Note: Garbage collection doesn't necessarily happen immediately after an object has been orphaned. Instead, the Python interpreter calls the garbage collector at certain trigger points, so it can take a while until objects are actually removed. However, the garbage collector can be called manually to enforce the cleanup process, which is what we do in the following example.

Let's demonstrate this:

>>> import weakref, gc
>>> myinst = MyClass()
>>> myinstref = weakref.ref(myinst)
>>> myinstref()
<__main__.MyClass object at 0x7f6565b11a30>
>>> del myinst
>>> gc.collect()   # enforce garbage collection
>>> myinstref() is None
True

So, this worked. Now let's go back to the my-instance created above, and also try to remove it:

>>> myref = weakref.ref(my)
>>> del my
>>> gc.collect()
>>> myref.ref()
<__main__.MyClass object at 0x7f6565a01c40>

Hmm, this didn't work quite as expected, the my instance is still alive. The reason behind this is actually the cache. When we had called my.myfunc(2) before, not only the parameter 2 and the result 4 got stored in the cache, but also the reference to self, just because self is part of the method signature. This can be made visible by inspecting the cache object, which is a plain dictionary:

>>> mycache
{(<__main__.MyClass object at 0x7f6565a01c40>, 2): 4}

As you can see the cache itself keeps a reference to the my instance which prevents it from being garbage collected. Now imagine you create thousands or millions of MyClass instances, and only ever make the same call my.myfunc(2) to it. The result would be a million entries in the cache for parameter 2 and result 4, just each with a reference to a different short-lived MyClass instance. VoilĂ , here is our memory leak.
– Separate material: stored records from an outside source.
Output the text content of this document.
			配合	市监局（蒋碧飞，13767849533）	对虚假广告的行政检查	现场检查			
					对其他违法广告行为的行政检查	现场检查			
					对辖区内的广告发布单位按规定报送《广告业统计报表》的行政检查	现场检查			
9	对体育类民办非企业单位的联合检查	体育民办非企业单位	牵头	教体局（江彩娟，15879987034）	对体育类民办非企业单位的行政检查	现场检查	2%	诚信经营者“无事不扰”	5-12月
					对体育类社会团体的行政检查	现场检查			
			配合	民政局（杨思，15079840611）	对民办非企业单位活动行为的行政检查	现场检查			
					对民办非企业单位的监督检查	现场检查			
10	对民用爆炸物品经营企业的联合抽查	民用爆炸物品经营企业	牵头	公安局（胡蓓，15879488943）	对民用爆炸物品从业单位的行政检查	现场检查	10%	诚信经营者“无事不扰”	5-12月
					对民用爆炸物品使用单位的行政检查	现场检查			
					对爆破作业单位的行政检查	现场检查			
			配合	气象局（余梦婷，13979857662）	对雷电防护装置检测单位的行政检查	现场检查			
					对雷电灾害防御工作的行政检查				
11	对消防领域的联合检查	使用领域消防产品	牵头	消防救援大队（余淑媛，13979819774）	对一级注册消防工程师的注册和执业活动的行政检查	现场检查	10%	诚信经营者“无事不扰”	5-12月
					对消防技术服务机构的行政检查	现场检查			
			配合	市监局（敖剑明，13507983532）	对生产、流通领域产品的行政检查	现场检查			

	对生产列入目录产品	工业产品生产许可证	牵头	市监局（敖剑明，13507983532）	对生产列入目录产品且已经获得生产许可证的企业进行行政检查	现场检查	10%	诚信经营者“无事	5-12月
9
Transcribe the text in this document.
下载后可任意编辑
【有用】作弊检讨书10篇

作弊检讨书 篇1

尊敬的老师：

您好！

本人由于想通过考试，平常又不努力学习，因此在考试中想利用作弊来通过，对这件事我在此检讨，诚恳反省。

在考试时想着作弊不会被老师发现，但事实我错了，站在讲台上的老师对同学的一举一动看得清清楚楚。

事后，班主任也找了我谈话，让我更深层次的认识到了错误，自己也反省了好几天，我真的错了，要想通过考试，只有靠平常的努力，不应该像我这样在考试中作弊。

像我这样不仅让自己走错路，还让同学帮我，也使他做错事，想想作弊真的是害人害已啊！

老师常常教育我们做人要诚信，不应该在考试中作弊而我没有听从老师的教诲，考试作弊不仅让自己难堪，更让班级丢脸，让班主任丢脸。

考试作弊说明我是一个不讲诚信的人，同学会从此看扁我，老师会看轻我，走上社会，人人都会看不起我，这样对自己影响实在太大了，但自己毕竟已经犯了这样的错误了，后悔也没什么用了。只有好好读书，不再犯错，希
The solution is to clear the cache, and then our my instance will eventually also be garbage collected:

>>> cache.clear()
>>> gc.collect()
>>> myref.ref() is None
True

Constructing a cache that frees instances when they are garbage collected

As we have seen before the weakref-module provides a nice way to keep references to objects without holding a firm grip on them. This approach can be used inside the cache as well. Here is an implementation that I came up with, on this nice Sunday afternoon.

In order to understand this implementation please make sure you are familiar with how decorators work in general. I will only explain details which are specific to the implemenation, not the entire principle of decorators.

from cachetools import cachedmethod
from weakref import WeakKeyDictionary

def methodcache(cache_factory):
    def wrapped_methodcache(method):
        def get_instance_cache(self):
            try:
                instance_cache = weak_cache[self]
            except KeyError:
                instance_cache = weak_cache[self] = cache_factory()
            return instance_cache

        weak_cache = WeakKeyDictionary
        cached_method = cachedmethod(get_instance_cache)(method)
        # Attach the weak dictionary to the decorator so we can access it from outside:
        cached_method.__cache__ = weak_cache
        return cached_method

    return wrapped_methodcache


# Application:
class MyNewClass:
    @methodcache(dict)
    def myfunc(self, a):
        return a * 2

The core of this decorator is the cachetools.cachedmethod() function (which itself is a decorator). It is initialized with a callback function (get_instance_cache() in this case) which is called each time the decorated method is called. It receives a reference to the class instance (MyNewClass() in the demo case above) as argument self.

The approach is that each decorated method will get a WeakKeyDictionary-instance attached to it. Since get_instance_cache() is defined at the same level as the weak_cache variable is assigned the WeakKeyDictionary, it has access to this weak dictionary instance. When it is called it looks up whether this weak dict has already stored a cache for this. If not, such a cache is created via the cache_factory() instance. Then the cache is returned to the cachedmethod decorator function, which itself then is responsible for doing the caching or looking up cached values.

I've to admit that this solution is not super easy to understand. but with some experience with decorators in general and a little digging into the code I hope everyone can profit from this solution.